Ce que nous dit ici Novalis est que l'égoïsme, dont on pouvait penser qu'il était la seule grandeur qui se prête à la mesure, au calcul, à la prévision et à la gestion rationnelle, est en réalité par essence sans mesure, sans limites et sans règles. Un système politique construit uniquement sur lui ne peut procurer à ses adhérents que les avantages éphémères du joueur qui profite momentanément de la faiblesse ou de l'ignorance des autres ; aucun bonheur durable ne peut résulter de la confrontation entre des joueurs qui, pour avoir été trompés, ont appris eux-mêmes à tromper ou entre des joueurs malhonnêtes et un Etat également malhonnête (...). Je ne crois pas qu'il y ait grand-chose à changer à ces phrases pour obtenir une description exacte de la situation actuelle et une formulation adéquate de ce qui constitue aujourd'hui le problème principal. Tout le monde se rend compte plus ou moins aujourd'hui, y compris, bien entendu, les entrepreneurs et leurs marchands,

- et notre bien-aimé et schizophrène président,

qu'on ne peut pas construire uniquement sur l'égoïsme, le calcul et la ruse et qu'il faudrait un correctif altruiste, qui ne peut pas être laissé, comme il l'est aujourd'hui pour l'essentiel, exclusivement à la bonne volonté, à la générosité et à la moralité individuelles. Mais personne n'est en mesure de dire pour l'instant quel est le type d'organisation sociale et politique qui pourrait lui permettre de se concrétiser et de s'exprimer un peu plus efficacement.

- citons de nouveau Chateaubriand : « C'est précisément le devoir qui est un fait, et l'intérêt une fiction. », et continuons :

C'est le problème que Musil a évoqué à la fin de sa vie, lorsqu'il s'est demandé si ce qu'il appelle le « désordre de la démocratie », considéré d'après l'exemple américain, était réellement capable d'engendrer un ordre et, qui plus est, un ordre humain. La réponse qu'il suggère est que l'égoïsme individuel qui a engendré les systèmes qui reposent sur la démocratie en politique et la loi du marché en économie, peut produire le mouvement et le progrès, mais non l'ordre lui-même, qui doit faire appel à des dispositions d'un autre type dans l'individu. Ce qu'engendrent l'égoïsme et les pulsions égoïstes en général n'est pas l'ordre, mais la combinaison du progrès et du chaos social. Il y a dans cette constatation quelque chose que l'on pourrait considérer comme tout à fait prémonitoire. Car la combinaison du progrès avec le chaos social semble être, de plus en plus, celle dans laquelle nous sommes condamnés à vivre aujourd'hui. « Si le progrès est fondé égoïstement, écrit Musil, le petit peu [!] d'ordre l'est par la puissance relativement non égoïste, désintéressée, inappétitive (avec organes appétitifs). » Mais la difficulté provient justement du fait que cette puissance non égoïste n'a jamais réussi à se doter d'organes qui aient une efficience comparable de près ou de loin celle des dispositifs qui ont assuré le succès si remarquable de sa rivale égoïste.

- c'est vrai et c'est faux : l'exemple des Trobriand montre qu'il est possible de faire jouer des composantes égoïstes dans le sens de la collectivité (et du cérémonial) : plus je donne, plus je suis grandi aux yeux des autres, et ainsi de suite. Mais nous ne sommes pas alors dans le monde des besoins ni des individus, et il se peut que la notion même d'égoïsme ne soit pas tout à fait pertinente, ceci dit sans idéaliser quiconque.

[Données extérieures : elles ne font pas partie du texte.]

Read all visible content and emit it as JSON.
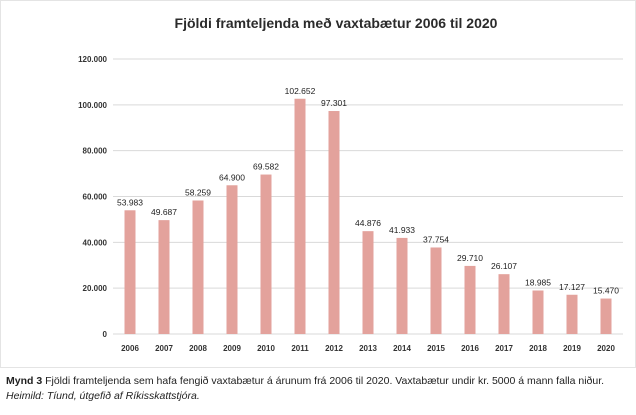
{
  "chart_data": {
    "type": "bar",
    "title": "Fjöldi framteljenda með vaxtabætur 2006 til 2020",
    "xlabel": "",
    "ylabel": "",
    "categories": [
      "2006",
      "2007",
      "2008",
      "2009",
      "2010",
      "2011",
      "2012",
      "2013",
      "2014",
      "2015",
      "2016",
      "2017",
      "2018",
      "2019",
      "2020"
    ],
    "values": [
      53983,
      49687,
      58259,
      64900,
      69582,
      102652,
      97301,
      44876,
      41933,
      37754,
      29710,
      26107,
      18985,
      17127,
      15470
    ],
    "value_labels": [
      "53.983",
      "49.687",
      "58.259",
      "64.900",
      "69.582",
      "102.652",
      "97.301",
      "44.876",
      "41.933",
      "37.754",
      "29.710",
      "26.107",
      "18.985",
      "17.127",
      "15.470"
    ],
    "y_ticks": [
      0,
      20000,
      40000,
      60000,
      80000,
      100000,
      120000
    ],
    "y_tick_labels": [
      "0",
      "20.000",
      "40.000",
      "60.000",
      "80.000",
      "100.000",
      "120.000"
    ],
    "ylim": [
      0,
      120000
    ],
    "grid": true,
    "legend": "none",
    "bar_color": "#e3a29c"
  },
  "caption": {
    "label": "Mynd 3",
    "text": " Fjöldi framteljenda sem hafa fengið vaxtabætur á árunum frá 2006 til 2020. Vaxtabætur undir kr. 5000 á mann falla niður.",
    "source": "Heimild: Tíund, útgefið af Ríkisskattstjóra."
  }
}
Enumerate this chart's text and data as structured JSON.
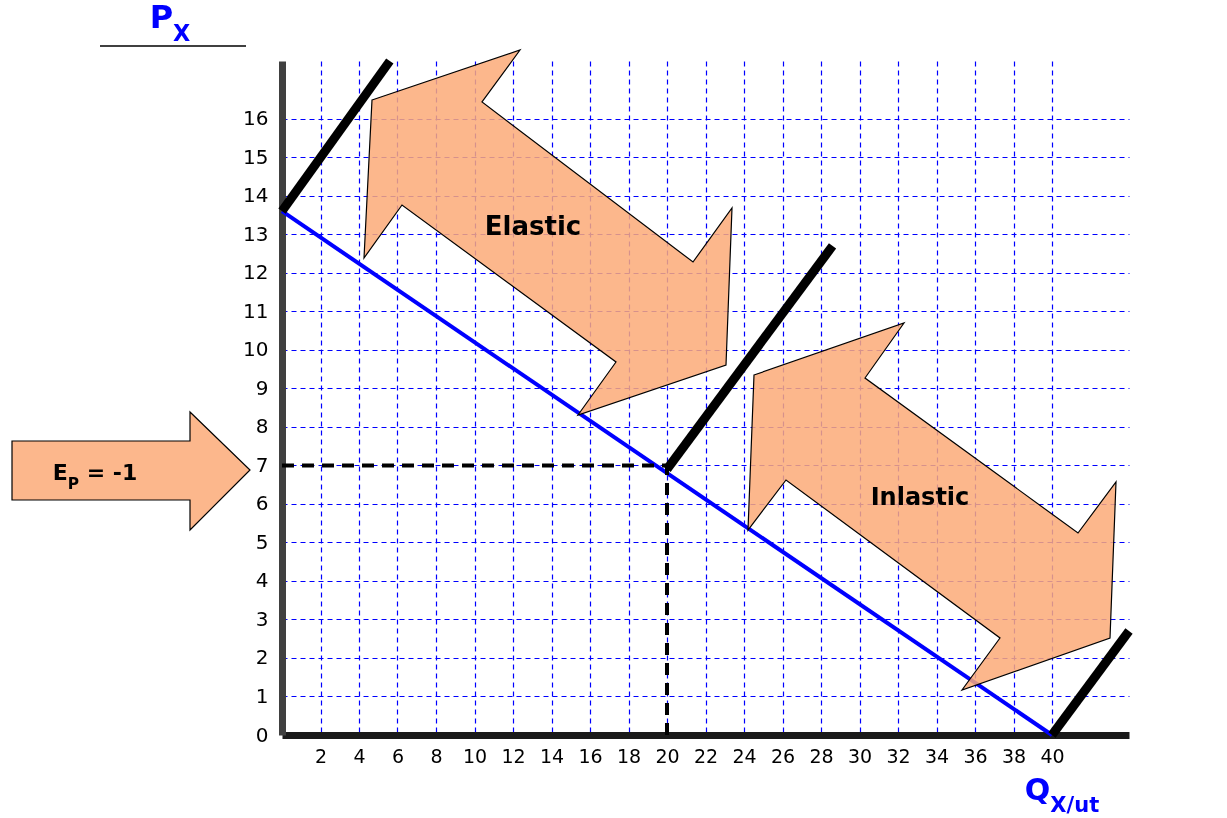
{
  "chart_data": {
    "type": "line",
    "xlabel": "Q$_{X/ut}$",
    "ylabel": "P$_{X}$",
    "series": [
      {
        "color": "#0000ff",
        "values": [
          13.6,
          0
        ],
        "x": [
          0,
          40
        ]
      },
      {
        "color": "#000000",
        "values": [
          13.6,
          17.5
        ],
        "x": [
          0,
          5.6
        ]
      },
      {
        "color": "#000000",
        "values": [
          6.9,
          12.7
        ],
        "x": [
          20,
          28.6
        ]
      },
      {
        "color": "#000000",
        "values": [
          0,
          2.7
        ],
        "x": [
          40,
          44
        ]
      }
    ],
    "xlim": [
      0,
      44
    ],
    "ylim": [
      0,
      17.5
    ],
    "xticks": [
      {
        "value": 0,
        "label": null
      },
      2,
      4,
      6,
      8,
      10,
      12,
      14,
      16,
      18,
      20,
      22,
      24,
      26,
      28,
      30,
      32,
      34,
      36,
      38,
      40
    ],
    "yticks": [
      0,
      1,
      2,
      3,
      4,
      5,
      6,
      7,
      8,
      9,
      10,
      11,
      12,
      13,
      14,
      15,
      16
    ],
    "grid": true,
    "ref_lines": [
      {
        "axis": "x",
        "value": 20,
        "line_style": "dashed",
        "color": "#000000"
      },
      {
        "axis": "y",
        "value": 7,
        "line_style": "dashed",
        "color": "#000000"
      }
    ],
    "annotations": [
      "Elastic",
      "Inlastic",
      "E$_{P}$ = -1"
    ]
  }
}
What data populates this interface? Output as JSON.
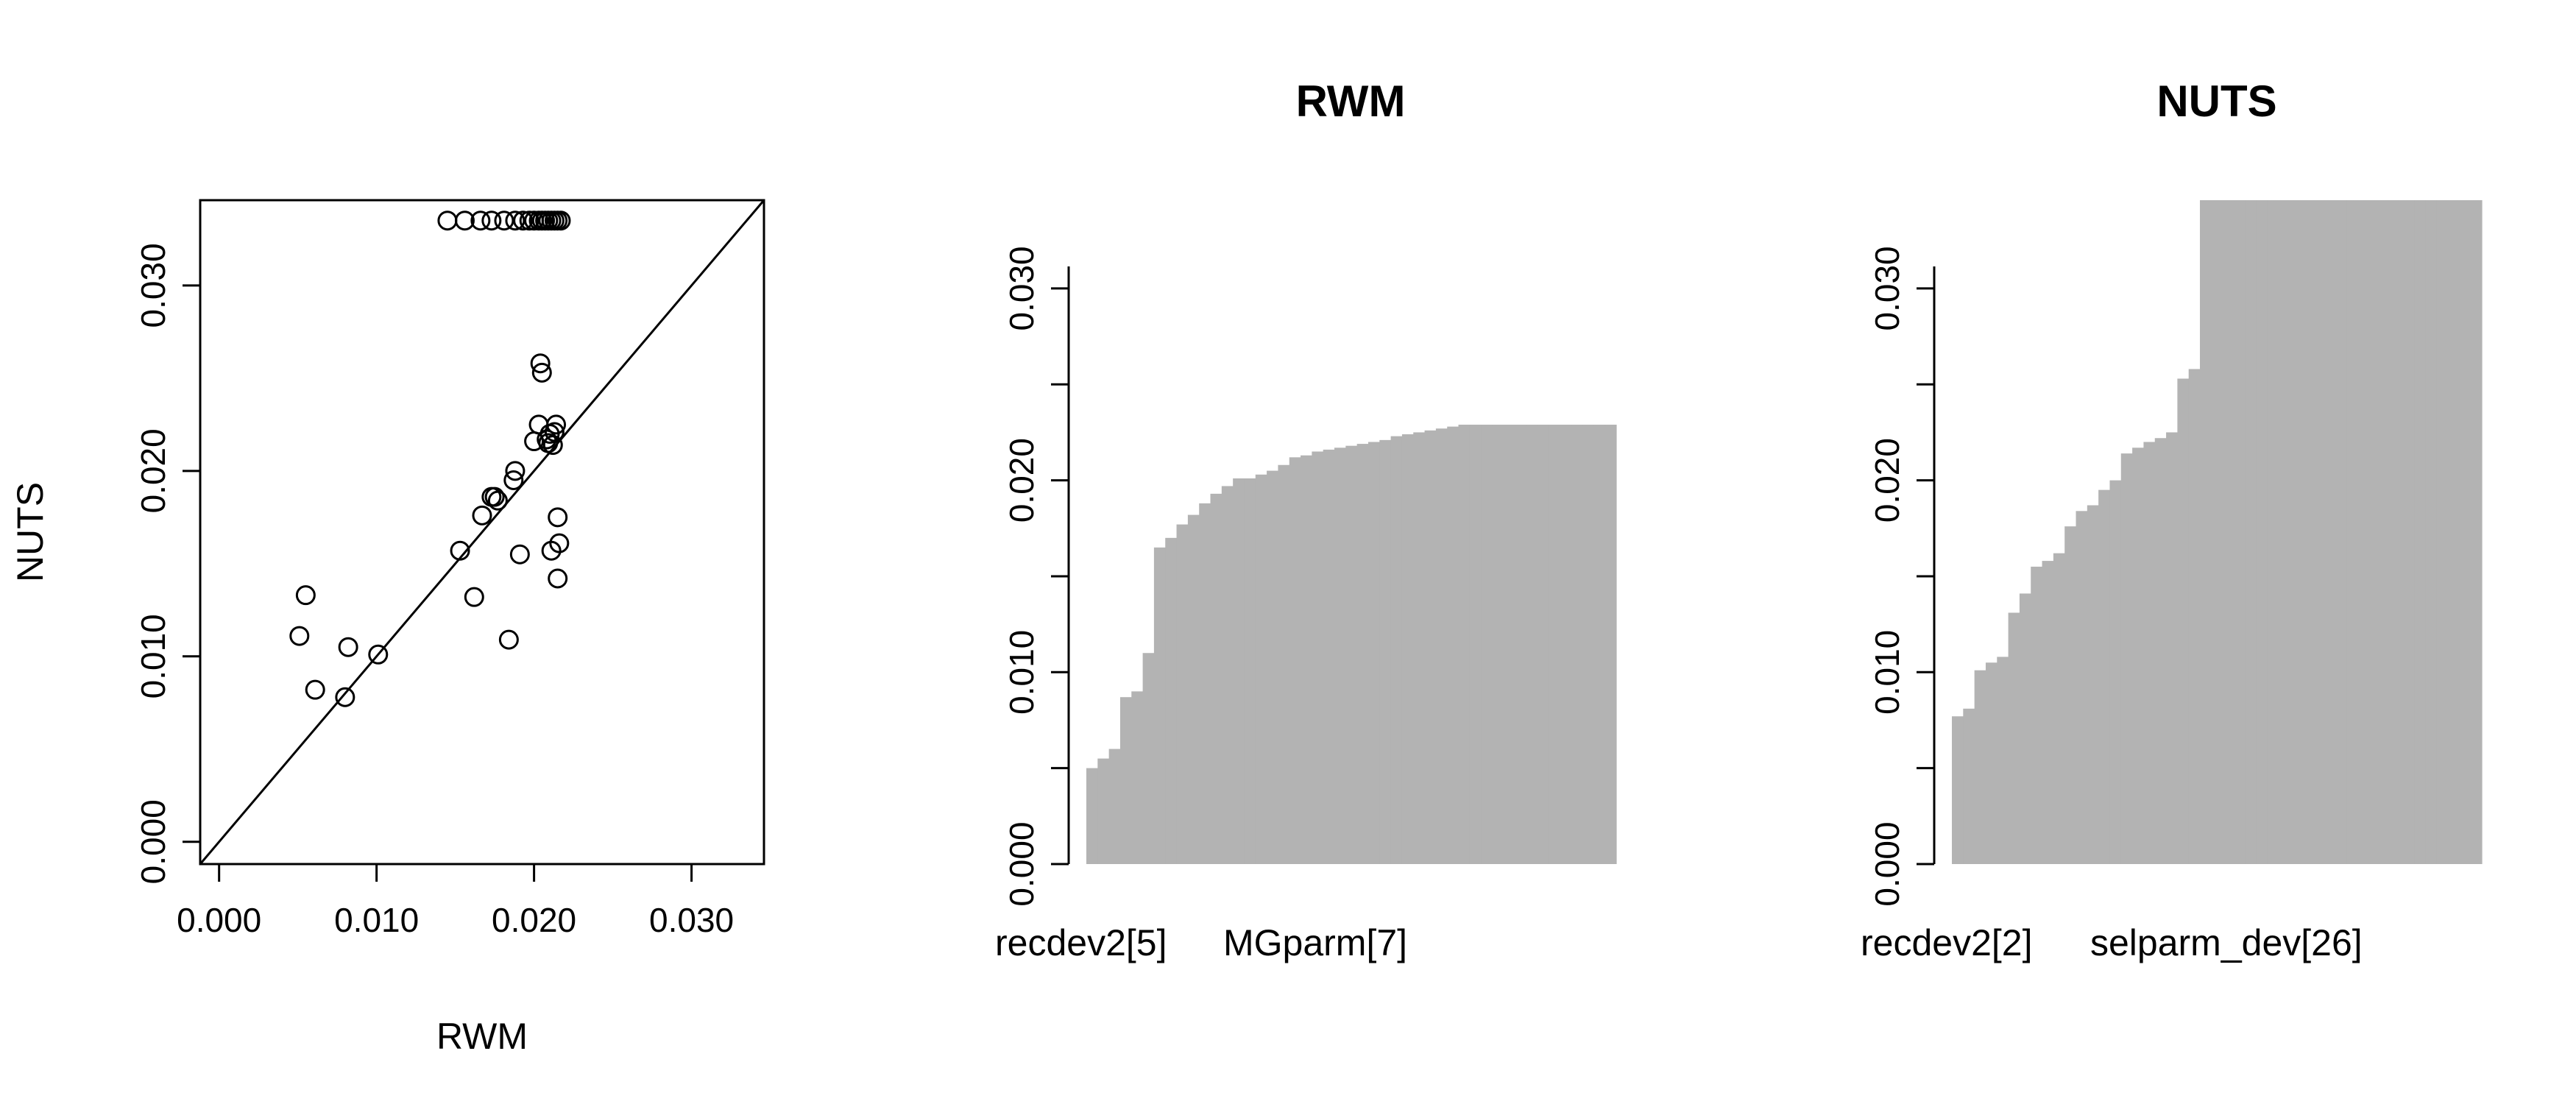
{
  "chart_data": [
    {
      "type": "scatter",
      "title": "",
      "xlabel": "RWM",
      "ylabel": "NUTS",
      "xlim": [
        -0.0012,
        0.0346
      ],
      "ylim": [
        -0.0012,
        0.0346
      ],
      "xticks": [
        "0.000",
        "0.010",
        "0.020",
        "0.030"
      ],
      "yticks": [
        "0.000",
        "0.010",
        "0.020",
        "0.030"
      ],
      "reference_line": "y = x",
      "grid": false,
      "points": [
        {
          "x": 0.0051,
          "y": 0.0111
        },
        {
          "x": 0.0055,
          "y": 0.0133
        },
        {
          "x": 0.0061,
          "y": 0.0082
        },
        {
          "x": 0.008,
          "y": 0.0078
        },
        {
          "x": 0.0082,
          "y": 0.0105
        },
        {
          "x": 0.0101,
          "y": 0.0101
        },
        {
          "x": 0.0153,
          "y": 0.0157
        },
        {
          "x": 0.0162,
          "y": 0.0132
        },
        {
          "x": 0.0167,
          "y": 0.0176
        },
        {
          "x": 0.0173,
          "y": 0.0186
        },
        {
          "x": 0.0175,
          "y": 0.0186
        },
        {
          "x": 0.0177,
          "y": 0.0184
        },
        {
          "x": 0.0184,
          "y": 0.0109
        },
        {
          "x": 0.0187,
          "y": 0.0195
        },
        {
          "x": 0.0188,
          "y": 0.02
        },
        {
          "x": 0.0191,
          "y": 0.0155
        },
        {
          "x": 0.02,
          "y": 0.0216
        },
        {
          "x": 0.0203,
          "y": 0.0225
        },
        {
          "x": 0.0204,
          "y": 0.0258
        },
        {
          "x": 0.0205,
          "y": 0.0253
        },
        {
          "x": 0.0208,
          "y": 0.0217
        },
        {
          "x": 0.0209,
          "y": 0.0215
        },
        {
          "x": 0.021,
          "y": 0.022
        },
        {
          "x": 0.0211,
          "y": 0.0157
        },
        {
          "x": 0.0212,
          "y": 0.0214
        },
        {
          "x": 0.0213,
          "y": 0.0221
        },
        {
          "x": 0.0214,
          "y": 0.0225
        },
        {
          "x": 0.0215,
          "y": 0.0175
        },
        {
          "x": 0.0215,
          "y": 0.0142
        },
        {
          "x": 0.0216,
          "y": 0.0161
        },
        {
          "x": 0.0145,
          "y": 0.0335
        },
        {
          "x": 0.0156,
          "y": 0.0335
        },
        {
          "x": 0.0166,
          "y": 0.0335
        },
        {
          "x": 0.0173,
          "y": 0.0335
        },
        {
          "x": 0.0181,
          "y": 0.0335
        },
        {
          "x": 0.0188,
          "y": 0.0335
        },
        {
          "x": 0.0193,
          "y": 0.0335
        },
        {
          "x": 0.0197,
          "y": 0.0335
        },
        {
          "x": 0.02,
          "y": 0.0335
        },
        {
          "x": 0.0203,
          "y": 0.0335
        },
        {
          "x": 0.0205,
          "y": 0.0335
        },
        {
          "x": 0.0207,
          "y": 0.0335
        },
        {
          "x": 0.0209,
          "y": 0.0335
        },
        {
          "x": 0.0211,
          "y": 0.0335
        },
        {
          "x": 0.0213,
          "y": 0.0335
        },
        {
          "x": 0.0215,
          "y": 0.0335
        },
        {
          "x": 0.0217,
          "y": 0.0335
        }
      ]
    },
    {
      "type": "bar",
      "title": "RWM",
      "xlabel": "",
      "ylabel": "",
      "ylim": [
        0,
        0.0346
      ],
      "yticks": [
        "0.000",
        "0.010",
        "0.020",
        "0.030"
      ],
      "category_labels_shown": [
        "recdev2[5]",
        "MGparm[7]"
      ],
      "values": [
        0.005,
        0.0055,
        0.006,
        0.0087,
        0.009,
        0.011,
        0.0165,
        0.017,
        0.0177,
        0.0182,
        0.0188,
        0.0193,
        0.0197,
        0.0201,
        0.0201,
        0.0203,
        0.0205,
        0.0208,
        0.0212,
        0.0213,
        0.0215,
        0.0216,
        0.0217,
        0.0218,
        0.0219,
        0.022,
        0.0221,
        0.0223,
        0.0224,
        0.0225,
        0.0226,
        0.0227,
        0.0228,
        0.0229,
        0.0229,
        0.0229,
        0.0229,
        0.0229,
        0.0229,
        0.0229,
        0.0229,
        0.0229,
        0.0229,
        0.0229,
        0.0229,
        0.0229,
        0.0229
      ]
    },
    {
      "type": "bar",
      "title": "NUTS",
      "xlabel": "",
      "ylabel": "",
      "ylim": [
        0,
        0.0346
      ],
      "yticks": [
        "0.000",
        "0.010",
        "0.020",
        "0.030"
      ],
      "category_labels_shown": [
        "recdev2[2]",
        "selparm_dev[26]"
      ],
      "values": [
        0.0077,
        0.0081,
        0.0101,
        0.0105,
        0.0108,
        0.0131,
        0.0141,
        0.0155,
        0.0158,
        0.0162,
        0.0176,
        0.0184,
        0.0187,
        0.0195,
        0.02,
        0.0214,
        0.0217,
        0.022,
        0.0222,
        0.0225,
        0.0253,
        0.0258,
        0.0346,
        0.0346,
        0.0346,
        0.0346,
        0.0346,
        0.0346,
        0.0346,
        0.0346,
        0.0346,
        0.0346,
        0.0346,
        0.0346,
        0.0346,
        0.0346,
        0.0346,
        0.0346,
        0.0346,
        0.0346,
        0.0346,
        0.0346,
        0.0346,
        0.0346,
        0.0346,
        0.0346,
        0.0346
      ]
    }
  ]
}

Ce pourquoi la notion de « correctif altruiste » est ambiguë : il se peut qu'à partir du moment où l'égoïsme individuel a été séparé d'autres composantes, il ne soit plus possible du tout de le « corriger ». C'est le schéma de la boîte de Pandore, de la digue abattue, ou, pourquoi pas, ce que l'on peut appeler le mécanisme de l'activation d'un gène : tel gène (du suicide, de la pédophilie, pour rester dans le contexte sarkozyste) est présent dans une grande majorité des individus et inactif, à la suite de certaines circonstances il est activé chez untel, il devient alors très difficile audit untel, voire impossible, d'échapper à son action. Adam Smith le moraliste a activé celui de l'égoïsme.

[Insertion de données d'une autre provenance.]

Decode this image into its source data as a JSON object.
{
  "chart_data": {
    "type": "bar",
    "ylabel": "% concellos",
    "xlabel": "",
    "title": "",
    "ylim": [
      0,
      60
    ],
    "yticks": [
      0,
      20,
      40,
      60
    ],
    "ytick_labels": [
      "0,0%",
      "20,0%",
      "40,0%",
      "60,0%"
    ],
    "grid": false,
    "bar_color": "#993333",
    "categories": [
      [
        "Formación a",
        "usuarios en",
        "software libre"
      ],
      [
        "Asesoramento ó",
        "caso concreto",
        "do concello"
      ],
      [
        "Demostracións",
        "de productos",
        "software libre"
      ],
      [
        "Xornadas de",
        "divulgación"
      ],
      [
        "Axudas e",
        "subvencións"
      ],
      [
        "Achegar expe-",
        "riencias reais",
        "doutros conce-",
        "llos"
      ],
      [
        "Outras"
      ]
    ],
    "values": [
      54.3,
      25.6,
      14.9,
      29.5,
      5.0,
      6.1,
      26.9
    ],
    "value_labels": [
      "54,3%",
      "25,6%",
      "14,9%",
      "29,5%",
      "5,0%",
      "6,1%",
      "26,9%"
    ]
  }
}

Cela expliquerait l'impuissance que Jacques Bouveresse analyse dans les paragraphes suivants.


Et comme il s'agit avant tout et pour tout le monde d'être efficace, c'est essentiellement sur celle-ci [la rivale égoïste] qu'on est réduit à compter à nouveau pour assurer non seulement le progrès et le mouvement, mais également le minimum d'ordre et de cohésion sociale dont il est impossible de se passer.

- c'est ça, le minimum... Notre civilisation ne peut-elle être, au mieux, qu'une civilisation du minimum ? Peut-elle faire autre chose que de viser un minimum de stabilité, en laissant aller le reste, sur lequel elle n'a aucun contrôle ? D'où que (s'il a des papiers et un compte en banque pas trop vide, s'il ne fume pas, etc.), l'individu moyen s'y retrouve toujours plus ou moins - mais avec quel ennui.

Tout le monde est prêt aujourd'hui à concéder, au moins implicitement, y compris probablement ses représentants les plus typiques et ses défenseurs les plus convaincus, que le capitalisme a construit sur une vision de l'homme qui est beaucoup trop unilatérale pour ne pas laisser subsister un déficit insupportable. Mais personne ne sait réellement comment il faudrait s'y prendre pour essayer de combler celui-ci.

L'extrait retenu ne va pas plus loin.